The top 100 addresses that have at least ≥ 5x realized profits on multiple collections that were minted in the last 60 days
Minting is hard, especially with the recent explosion of NFT projects. How does one determine what to mint? Tracking these addresses might be a way of surfacing interesting mints.
Quick Smart Alert Tip:
Instead of only keying in the address, add a “from:” in front of the address, making it “from:0x....” to filter for transactions initiated by the address. This significantly decreases the amount of scam tokens appearing (eg. if an address receives tokens randomly), reducing the noise.
Knowing what transactions are happening on-chain are only actionable if you know who’s behind the transactions. By utilizing our labels, you are able to make more informed investing decisions and be aware of opportunities as soon as they surface on-chain. We’ll be adding more commentary on more labels in time to come, keep an eye on this page and continue exploring!

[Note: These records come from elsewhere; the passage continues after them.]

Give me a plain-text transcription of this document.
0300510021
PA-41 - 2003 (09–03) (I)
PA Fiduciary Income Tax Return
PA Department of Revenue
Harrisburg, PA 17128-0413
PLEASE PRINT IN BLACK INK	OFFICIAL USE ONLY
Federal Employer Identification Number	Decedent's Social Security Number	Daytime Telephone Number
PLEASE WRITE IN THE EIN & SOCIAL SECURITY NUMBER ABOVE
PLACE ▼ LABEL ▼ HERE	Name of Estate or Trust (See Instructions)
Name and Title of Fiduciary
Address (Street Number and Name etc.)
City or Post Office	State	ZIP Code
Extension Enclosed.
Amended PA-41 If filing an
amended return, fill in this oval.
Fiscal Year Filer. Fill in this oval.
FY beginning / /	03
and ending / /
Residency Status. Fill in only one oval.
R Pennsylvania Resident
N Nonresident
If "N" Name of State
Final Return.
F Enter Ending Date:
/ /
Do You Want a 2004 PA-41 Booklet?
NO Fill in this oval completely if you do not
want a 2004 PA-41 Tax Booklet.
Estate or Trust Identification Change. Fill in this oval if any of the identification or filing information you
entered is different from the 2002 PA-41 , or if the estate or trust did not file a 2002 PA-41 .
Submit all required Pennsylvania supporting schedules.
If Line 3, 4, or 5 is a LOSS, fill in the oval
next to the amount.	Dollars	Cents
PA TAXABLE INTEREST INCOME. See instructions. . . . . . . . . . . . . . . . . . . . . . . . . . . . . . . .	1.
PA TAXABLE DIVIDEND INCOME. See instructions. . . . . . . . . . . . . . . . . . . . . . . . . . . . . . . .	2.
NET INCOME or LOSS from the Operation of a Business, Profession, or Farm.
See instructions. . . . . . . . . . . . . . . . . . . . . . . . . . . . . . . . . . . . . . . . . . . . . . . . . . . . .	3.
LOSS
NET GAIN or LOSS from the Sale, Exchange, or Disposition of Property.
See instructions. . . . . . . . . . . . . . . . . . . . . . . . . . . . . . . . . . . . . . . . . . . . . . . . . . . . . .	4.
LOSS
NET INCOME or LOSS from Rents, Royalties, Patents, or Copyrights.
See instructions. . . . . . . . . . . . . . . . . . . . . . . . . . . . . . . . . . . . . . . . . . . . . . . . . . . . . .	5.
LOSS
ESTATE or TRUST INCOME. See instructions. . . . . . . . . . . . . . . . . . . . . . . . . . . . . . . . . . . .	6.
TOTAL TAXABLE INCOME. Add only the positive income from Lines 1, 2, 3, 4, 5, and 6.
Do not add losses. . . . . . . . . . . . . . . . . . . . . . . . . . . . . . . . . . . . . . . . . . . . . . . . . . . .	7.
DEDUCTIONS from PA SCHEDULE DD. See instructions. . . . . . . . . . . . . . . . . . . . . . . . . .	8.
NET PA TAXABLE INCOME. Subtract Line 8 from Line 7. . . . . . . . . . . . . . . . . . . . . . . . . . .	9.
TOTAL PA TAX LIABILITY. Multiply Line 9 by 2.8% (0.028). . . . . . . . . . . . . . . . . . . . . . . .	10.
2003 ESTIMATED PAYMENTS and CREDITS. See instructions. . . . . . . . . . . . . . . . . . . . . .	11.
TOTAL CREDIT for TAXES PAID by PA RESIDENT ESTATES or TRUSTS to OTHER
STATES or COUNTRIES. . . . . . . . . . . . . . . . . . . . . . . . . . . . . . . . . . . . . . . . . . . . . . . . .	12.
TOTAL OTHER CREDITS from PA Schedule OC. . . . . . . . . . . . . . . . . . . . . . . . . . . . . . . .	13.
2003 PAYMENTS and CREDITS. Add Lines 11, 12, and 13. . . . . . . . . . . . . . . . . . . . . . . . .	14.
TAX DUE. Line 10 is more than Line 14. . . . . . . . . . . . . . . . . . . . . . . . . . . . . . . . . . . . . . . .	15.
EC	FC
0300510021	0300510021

The authors of this content and members of Nansen may be participating or invested in some of the protocols or tokens mentioned herein. The foregoing statement acts as a disclosure of potential conflicts of interest and is not a recommendation to purchase or invest in any token or participate in any protocol. Nansen does not recommend any particular course of action in relation to any token or protocol. The content herein is meant purely for educational and informational purposes only and should not be relied upon as financial, investment, legal, tax or any other professional or other advice. None of the content and information herein is presented to induce or to attempt to induce any reader or other person to buy, sell or hold any token or participate in any protocol or enter into, or offer to enter into, any agreement for or with a view to buying or selling any token or participating in any protocol. Statements made herein (including statements of opinion, if any) are wholly generic and not tailored to take into account the personal needs and unique circumstances of any reader or any other person. Readers are strongly urged to exercise caution and have regard to their own personal needs and circumstances before making any decision to buy or sell any token or participate in any protocol. Observations and views expressed herein may be changed by Nansen at any time without notice. Nansen accepts no liability whatsoever for any losses or liabilities arising from the use of or reliance on any of this content.